Don Glen Vliet (for that was Beefheart’s real name) passed away just over a month ago, in his native California, and it’s solely because of this weird and wonderful double album of experimental noise that I can honestly say that I’ll mourn his passing. Both him, his band and this album have been on my mind today because last night I had to explain to my Dad who Beefheart was. He’d read some obituary some weeks back and had ended up reading about the guy’s life (and his friendship with the late Frank Zappa).
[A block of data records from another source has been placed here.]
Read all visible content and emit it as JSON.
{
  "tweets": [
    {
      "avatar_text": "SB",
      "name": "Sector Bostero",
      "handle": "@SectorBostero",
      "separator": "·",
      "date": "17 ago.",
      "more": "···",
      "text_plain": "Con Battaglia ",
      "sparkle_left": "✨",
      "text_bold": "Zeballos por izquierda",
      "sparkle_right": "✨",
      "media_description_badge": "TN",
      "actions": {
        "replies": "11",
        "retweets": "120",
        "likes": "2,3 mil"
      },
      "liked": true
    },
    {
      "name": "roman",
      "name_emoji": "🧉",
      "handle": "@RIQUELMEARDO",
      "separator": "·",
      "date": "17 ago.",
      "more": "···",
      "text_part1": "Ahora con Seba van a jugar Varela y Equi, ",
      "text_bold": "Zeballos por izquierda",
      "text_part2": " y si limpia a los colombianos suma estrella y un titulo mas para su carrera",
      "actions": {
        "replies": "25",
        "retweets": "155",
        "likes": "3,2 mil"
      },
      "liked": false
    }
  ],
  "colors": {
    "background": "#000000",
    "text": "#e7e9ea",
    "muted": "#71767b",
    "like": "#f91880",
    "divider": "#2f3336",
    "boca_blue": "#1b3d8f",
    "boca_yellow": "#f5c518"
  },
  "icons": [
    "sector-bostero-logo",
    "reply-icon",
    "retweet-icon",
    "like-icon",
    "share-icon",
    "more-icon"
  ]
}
My Dad’s experience of the ’60s is very much one of the generation gap- he was the wrong side of thirty when this racket came out, and didn’t have a cat in hell’s chance of hearing it. He might have got to hear Engelbert Humperdinck’s latest at the time, though, if you see what I’m saying.
Still, Mr. Vliet can rest easy in his grave knowing that in the end even my Dad got to know who he was. Pity he had to die first, but that’s show business for you. However, I’m not quite ready to play my Dad ANY of Trout Mask Replica yet. He thinks I’m quite weird enough as it is.
Fast and bulbous!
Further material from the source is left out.